30-step English roundtrip (`"hello world from soniqo dot audio"`,
instruction `"clear neutral delivery"`):

- Stop token fired naturally at step 18 (decoder halted before
  the 30-step ceiling)
- 138 240 samples Γ— 48 kHz mono = 2.88 s
- RMS 0.033, peak 0.44 β€” no clipping, real signal level
- Output written to `voxcpm2-litert-hello-world.wav`

## Modes

Mirrors the [speech-swift `VoxCPM2TTS`](https://github.com/soniqo/speech-swift)
mode matrix:

| Mode | Inputs |
|---|---|
| Zero-shot | text |
| Voice design | text + style instruction |
| Controllable cloning | text + reference audio |
| Ultimate cloning | text + reference audio + prompt audio + prompt text |

For Apple Silicon, prefer the MLX bundles
([bf16](https://huggingface.co/aufklarer/VoxCPM2-MLX-bf16) /
 [int8](https://huggingface.co/aufklarer/VoxCPM2-MLX-int8) /
 [int4](https://huggingface.co/aufklarer/VoxCPM2-MLX-int4))
consumed by `speech-swift`.

## Source

Exported from [openbmb/VoxCPM2](https://huggingface.co/openbmb/VoxCPM2)
via a graph-split LiteRT conversion, run in a pinned Docker
environment because LiteRT / Torch / TorchAO versions are
tightly coupled.

## Responsible use

Voice cloning is included. Users are responsible for obtaining
consent for any voice that is cloned and for not using the model
to impersonate individuals without permission, generate
disinformation, or commit fraud.

## Ecosystem

- [**soniqo.audio**](https://soniqo.audio) β€” use-case explorer (transcription, voice cloning, live ASR, voice agents).
- [**speech-core**](https://github.com/soniqo/speech-core) β€” C++ orchestration library for voice agents. Abstract `STTInterface` / `TTSInterface` / `VADInterface` / `EnhancerInterface`; LiteRT implementations plug straight into the interfaces.
- [**speech-swift**](https://github.com/soniqo/speech-swift) β€” Apple Silicon MLX companion runtime (model-specific MLX bundles linked above where applicable).
- [**speech-android**](https://github.com/soniqo/speech-android) β€” Android SDK consuming on-device LiteRT bundles.
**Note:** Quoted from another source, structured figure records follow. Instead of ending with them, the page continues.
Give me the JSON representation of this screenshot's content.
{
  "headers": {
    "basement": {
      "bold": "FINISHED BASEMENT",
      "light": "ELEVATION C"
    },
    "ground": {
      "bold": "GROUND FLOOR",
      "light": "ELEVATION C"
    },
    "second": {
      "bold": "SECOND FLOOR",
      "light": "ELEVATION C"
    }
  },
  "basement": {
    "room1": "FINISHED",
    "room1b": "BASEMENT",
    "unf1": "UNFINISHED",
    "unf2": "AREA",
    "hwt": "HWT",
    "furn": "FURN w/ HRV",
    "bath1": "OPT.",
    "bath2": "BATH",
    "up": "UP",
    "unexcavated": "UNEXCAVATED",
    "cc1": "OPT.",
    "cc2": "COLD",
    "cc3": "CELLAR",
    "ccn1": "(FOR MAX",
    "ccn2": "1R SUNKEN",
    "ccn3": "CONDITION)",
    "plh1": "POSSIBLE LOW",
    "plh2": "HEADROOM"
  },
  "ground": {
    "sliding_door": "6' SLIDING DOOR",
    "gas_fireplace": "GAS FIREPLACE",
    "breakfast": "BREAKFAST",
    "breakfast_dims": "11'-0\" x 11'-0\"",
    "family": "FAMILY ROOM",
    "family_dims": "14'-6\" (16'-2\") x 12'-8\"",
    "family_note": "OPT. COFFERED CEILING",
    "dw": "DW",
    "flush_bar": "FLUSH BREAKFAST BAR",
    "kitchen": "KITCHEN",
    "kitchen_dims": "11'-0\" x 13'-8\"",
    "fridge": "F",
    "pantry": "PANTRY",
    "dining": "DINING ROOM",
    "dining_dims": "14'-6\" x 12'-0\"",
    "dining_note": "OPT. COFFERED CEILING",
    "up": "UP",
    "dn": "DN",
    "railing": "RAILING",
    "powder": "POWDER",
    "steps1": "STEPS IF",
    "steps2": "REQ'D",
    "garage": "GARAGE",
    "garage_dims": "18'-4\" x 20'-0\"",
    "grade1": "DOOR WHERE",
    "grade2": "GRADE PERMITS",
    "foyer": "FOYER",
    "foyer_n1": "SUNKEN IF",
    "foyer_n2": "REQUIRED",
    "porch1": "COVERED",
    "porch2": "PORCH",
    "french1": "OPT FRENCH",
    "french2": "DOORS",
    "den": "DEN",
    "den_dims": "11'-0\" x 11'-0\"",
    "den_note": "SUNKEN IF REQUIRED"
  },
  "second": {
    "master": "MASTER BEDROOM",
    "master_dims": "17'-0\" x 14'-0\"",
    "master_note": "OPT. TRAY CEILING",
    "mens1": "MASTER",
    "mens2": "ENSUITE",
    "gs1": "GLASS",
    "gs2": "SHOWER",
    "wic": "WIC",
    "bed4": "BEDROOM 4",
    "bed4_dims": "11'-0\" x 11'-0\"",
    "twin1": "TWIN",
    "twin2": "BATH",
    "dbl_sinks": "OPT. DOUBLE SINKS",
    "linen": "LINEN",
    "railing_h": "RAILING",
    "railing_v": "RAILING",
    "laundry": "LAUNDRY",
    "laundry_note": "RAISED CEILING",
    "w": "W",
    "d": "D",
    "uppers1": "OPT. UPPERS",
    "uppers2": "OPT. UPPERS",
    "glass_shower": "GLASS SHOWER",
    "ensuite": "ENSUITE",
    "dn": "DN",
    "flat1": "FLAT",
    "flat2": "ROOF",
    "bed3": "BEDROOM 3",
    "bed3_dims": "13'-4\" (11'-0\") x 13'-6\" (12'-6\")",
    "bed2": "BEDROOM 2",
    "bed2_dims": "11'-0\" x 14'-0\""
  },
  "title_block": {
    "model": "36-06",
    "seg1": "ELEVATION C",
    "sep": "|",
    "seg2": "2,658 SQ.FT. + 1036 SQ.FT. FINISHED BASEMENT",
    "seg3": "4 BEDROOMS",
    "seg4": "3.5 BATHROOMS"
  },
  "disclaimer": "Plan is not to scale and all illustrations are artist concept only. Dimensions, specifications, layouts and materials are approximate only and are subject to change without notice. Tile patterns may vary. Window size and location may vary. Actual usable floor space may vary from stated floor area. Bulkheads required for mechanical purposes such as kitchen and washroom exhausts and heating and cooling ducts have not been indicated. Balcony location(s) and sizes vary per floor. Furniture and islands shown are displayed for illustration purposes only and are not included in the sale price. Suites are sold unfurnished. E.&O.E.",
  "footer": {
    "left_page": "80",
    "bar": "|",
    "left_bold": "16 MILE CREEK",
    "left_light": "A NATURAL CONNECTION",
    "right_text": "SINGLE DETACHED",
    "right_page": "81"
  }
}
## Other LiteRT models in this collection

**ASR / Transcription**

- [Parakeet TDT 0.6B v3 β€” LiteRT (INT8)](https://huggingface.co/soniqo/Parakeet-TDT-0.6B-v3-LiteRT-INT8)
- [Nemotron Speech Streaming 0.6B β€” LiteRT](https://huggingface.co/soniqo/Nemotron-Speech-Streaming-LiteRT)
- [Omnilingual ASR CTC 300M β€” LiteRT](https://huggingface.co/soniqo/Omnilingual-ASR-CTC-300M-LiteRT)
- [Omnilingual ASR CTC 300M β€” LiteRT (INT8)](https://huggingface.co/soniqo/Omnilingual-ASR-CTC-300M-LiteRT-INT8)
- [Qwen3 ASR 0.6B Encoder β€” LiteRT (INT8)](https://huggingface.co/soniqo/Qwen3-ASR-0.6B-Encoder-LiteRT-INT8)

**VAD / Diarization**

- [Silero VAD v5 β€” LiteRT](https://huggingface.co/soniqo/Silero-VAD-v5-LiteRT)
- [Pyannote Segmentation 3.0 β€” LiteRT](https://huggingface.co/soniqo/Pyannote-Segmentation-LiteRT)
- [WeSpeaker ResNet34-LM β€” LiteRT](https://huggingface.co/soniqo/WeSpeaker-ResNet34-LM-LiteRT)

## License

This bundle inherits the upstream model license (**apache-2.0**). See the
linked `base_model` repository for the full terms.